Davis celebrated her fourteenth birthday Wednesday when the Monarchs stopped in Birmingham for a visit to the 16th Street Baptist Church, where a church bombing killed four girls in 1963. They also played a Negro League tribute game at historic Rickwood Field, the oldest surviving professional baseball park in the United States.

“This is one of those birthdays that you don’t forget and to spend it at the 16th Baptist Church just learning about everything there was an amazing time,” Davis said.

Monarchs head coach Steve Bandura said the team has gotten together every Friday studying documentaries, books and having discussions about the civil rights movement so they’d be prepared for the tour.

One of their first stops was a meeting with Congressman John Lewis, who led the march over the Edmund Pettus Bridge on Bloody Sunday.

“With everything going on in the country, I felt like they are old enough now to get this,” Bandura said.

“This was the right time now to do this and with the 50th anniversary of Bloody Sunday and Ferguson and Baltimore and all this going on in the country, I wanted to teach them about the civil rights movement.”

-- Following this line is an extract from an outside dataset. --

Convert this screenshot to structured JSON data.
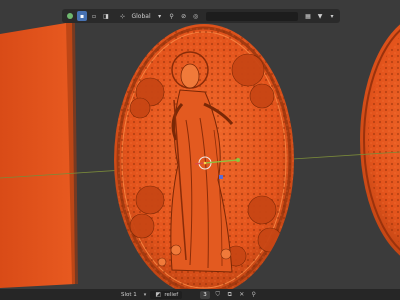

Bandura said the Monarchs play in a lot of tournaments where they are the only team where a majority of its players are black.

“We’ve always taught the kids about Jackie Robinson and the Negro Leagues because we are the only African American team no matter where we go in the national tournaments and even the local tournaments and our local leagues, so I felt like they needed that foundation and need to connect with the history.”

The Monarchs are traveling in style too, riding around in a 1947 bus — the same year Robinson broke the major league color barrier — with no air conditioning and no bathroom. Bandura said he’s approaching 15,000 miles on the bus, but he said it never gets old.

“The kids are playing cards, having discussions — like actually talking to each other and not texting —in real time,” Bandura said.

The players love it too. They said when the windows are down and their cruising down the interstate, it’s not too hot.

“It’s pretty cool because the people that ride by us, it’s probably the only time they’ll ever see a bus that old,” said Scott Bandura, Steve’s son who plays on the Monarchs. “They ride by and they honk at us, wave and take pictures.”

Seven players on the Monarchs played on last year’s Taney Dragons, the team Davis helped lead deep into the Little League World Series. She became a star after pitching a shutout in the Dragons’ first game and appeared on the front of Sports Illustrated.

During the tour, the team is still playing baseball. Although they didn’t play a game in Selma, they’re 5-0 during games they’ve played on the tour, which will last until July 10.

The Monarchs next stop in Jackson, Miss., where they will visit Medgar Evers Home Museum.